The big change this year, however, is that if players tie for 1st, as for instance Magnus Carlsen and Vladimir Kramnik did in 2013, we’ll get a playoff, regardless of their other tiebreaks such as no. of wins. The playoff format, considering how much is at stake and that a day is set aside for tiebreaks, is surprisingly fast. It could be over in just two quick rapid games, unlike the four slower games in the World Championship playoff.

The dreaded qualifying spot being decided by “mathematical” tiebreaks could still be a factor, however, since as we’ve seen, 2nd place will be hugely important if Magnus decides not to play the match. But a tie for 2nd will be decided by 1) Sonneborn-Berger, then 2) total no. of wins, then 3) head-to-head, and even, potentially, 4) a drawing of lots.

Where can I watch the FIDE Candidates Tournament?

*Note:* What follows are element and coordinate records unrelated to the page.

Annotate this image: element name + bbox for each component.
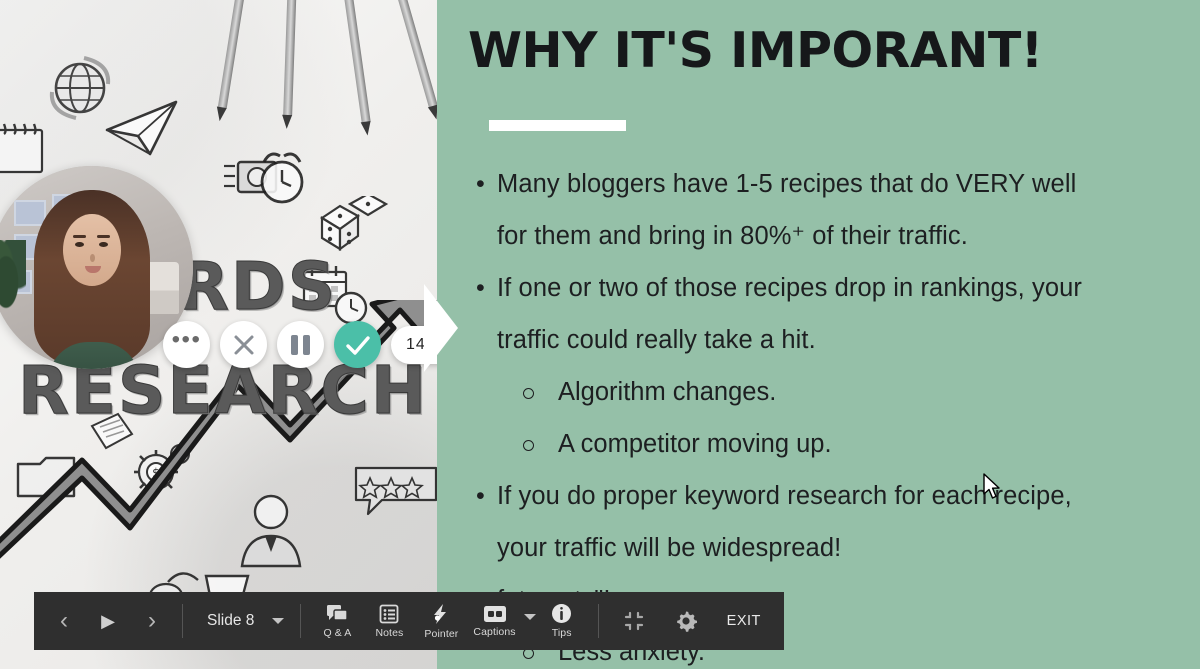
qa-icon bbox=[327, 604, 349, 621]
presentation-slide: WHY IT'S IMPORANT! Many bloggers have 1-… bbox=[437, 0, 1200, 669]
finish-recording-button[interactable] bbox=[334, 321, 381, 368]
more-icon: ••• bbox=[171, 325, 202, 353]
eyebrow-right bbox=[97, 235, 110, 238]
paper-plane-doodle-icon bbox=[105, 100, 178, 156]
pointer-icon bbox=[434, 603, 447, 624]
pointer-button[interactable]: Pointer bbox=[415, 596, 467, 646]
captions-group: Captions bbox=[467, 596, 536, 646]
slide-selector[interactable]: Slide 8 bbox=[193, 612, 290, 630]
title-underline-rule bbox=[489, 120, 626, 131]
chevron-left-icon: ‹ bbox=[60, 607, 68, 634]
next-slide-button[interactable]: › bbox=[132, 599, 172, 643]
play-icon: ▶ bbox=[101, 611, 115, 631]
bullet-level-1: Many bloggers have 1-5 recipes that do V… bbox=[473, 158, 1193, 210]
page-title: WHY IT'S IMPORANT! bbox=[468, 22, 1043, 79]
pause-recording-button[interactable] bbox=[277, 321, 324, 368]
wall-frame bbox=[14, 200, 46, 226]
bullet-level-2: Algorithm changes. bbox=[473, 366, 1193, 418]
slide-number-label: Slide 8 bbox=[207, 612, 255, 629]
recording-controls: ••• 14:04 bbox=[163, 321, 437, 368]
presentation-toolbar: ‹ ▶ › Slide 8 Q & A Notes Pointer Captio… bbox=[34, 592, 784, 650]
chevron-down-icon bbox=[272, 618, 285, 624]
presenter-face bbox=[63, 214, 121, 286]
more-options-button[interactable]: ••• bbox=[163, 321, 210, 368]
settings-button[interactable] bbox=[659, 599, 713, 643]
bullet-continuation-line: traffic could really take a hit. bbox=[497, 326, 816, 354]
tips-icon bbox=[552, 604, 572, 623]
cancel-recording-button[interactable] bbox=[220, 321, 267, 368]
eyebrow-left bbox=[73, 235, 86, 238]
plant-decor bbox=[0, 240, 26, 310]
bullet-continuation-line: your traffic will be widespread! bbox=[497, 534, 842, 562]
toolbar-divider bbox=[300, 604, 302, 638]
eye-left bbox=[75, 242, 84, 247]
qa-label: Q & A bbox=[323, 626, 352, 639]
notes-label: Notes bbox=[375, 626, 404, 639]
eye-right bbox=[99, 242, 108, 247]
exit-button[interactable]: EXIT bbox=[713, 613, 775, 629]
screen: $ ORDS RESEARCH bbox=[0, 0, 1200, 669]
tips-button[interactable]: Tips bbox=[536, 596, 588, 646]
alarm-clock-doodle-icon bbox=[260, 152, 304, 204]
notes-button[interactable]: Notes bbox=[363, 596, 415, 646]
presenter-video-panel: $ ORDS RESEARCH bbox=[0, 0, 437, 669]
close-icon bbox=[234, 335, 253, 354]
exit-fullscreen-icon bbox=[624, 611, 643, 631]
notes-icon bbox=[380, 604, 399, 623]
play-button[interactable]: ▶ bbox=[88, 599, 128, 643]
qa-button[interactable]: Q & A bbox=[311, 596, 363, 646]
toolbar-divider bbox=[182, 604, 183, 638]
nose bbox=[90, 254, 95, 262]
bullet-level-1: If one or two of those recipes drop in r… bbox=[473, 262, 1193, 314]
captions-button[interactable]: Captions bbox=[467, 596, 521, 646]
tips-label: Tips bbox=[551, 627, 572, 639]
bullet-level-2: A competitor moving up. bbox=[473, 418, 1193, 470]
pause-icon bbox=[291, 334, 310, 355]
bullet-level-1: If you do proper keyword research for ea… bbox=[473, 470, 1193, 522]
chevron-right-icon: › bbox=[148, 607, 156, 634]
mouth bbox=[85, 266, 101, 273]
toolbar-divider bbox=[597, 604, 599, 638]
captions-label: Captions bbox=[473, 625, 516, 638]
previous-slide-button[interactable]: ‹ bbox=[44, 599, 84, 643]
captions-icon bbox=[483, 605, 506, 622]
bullet-continuation-line: for them and bring in 80%⁺ of their traf… bbox=[497, 222, 968, 250]
captions-chevron-down-icon[interactable] bbox=[523, 614, 536, 620]
exit-fullscreen-button[interactable] bbox=[609, 599, 659, 643]
gear-icon bbox=[676, 611, 697, 632]
dice-doodle-icon bbox=[319, 196, 389, 252]
playback-nav: ‹ ▶ › bbox=[34, 599, 172, 643]
pointer-label: Pointer bbox=[424, 627, 459, 640]
check-icon bbox=[345, 335, 370, 355]
slide-seam-arrow bbox=[424, 284, 458, 372]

We’ll have all the FIDE Candidates action live here on chess24 and we’re delighted to be able to welcome back the greatest female player of all time, Judit Polgar! She’ll be commentating on all 14 rounds together with chess24’s Team Magnus guru Jan Gustafsson.

We’re also hoping to have some very special guests, including World Chess Champion Magnus Carlsen, the man they’re all competing for the right to play. David Howell is another top player and commentator lined up for some cameo roles.

We’ve got some more previews coming up, but there’s not long to wait now — the FIDE Candidates Tournament kicks off at 15:00 CEST this Friday, June 17!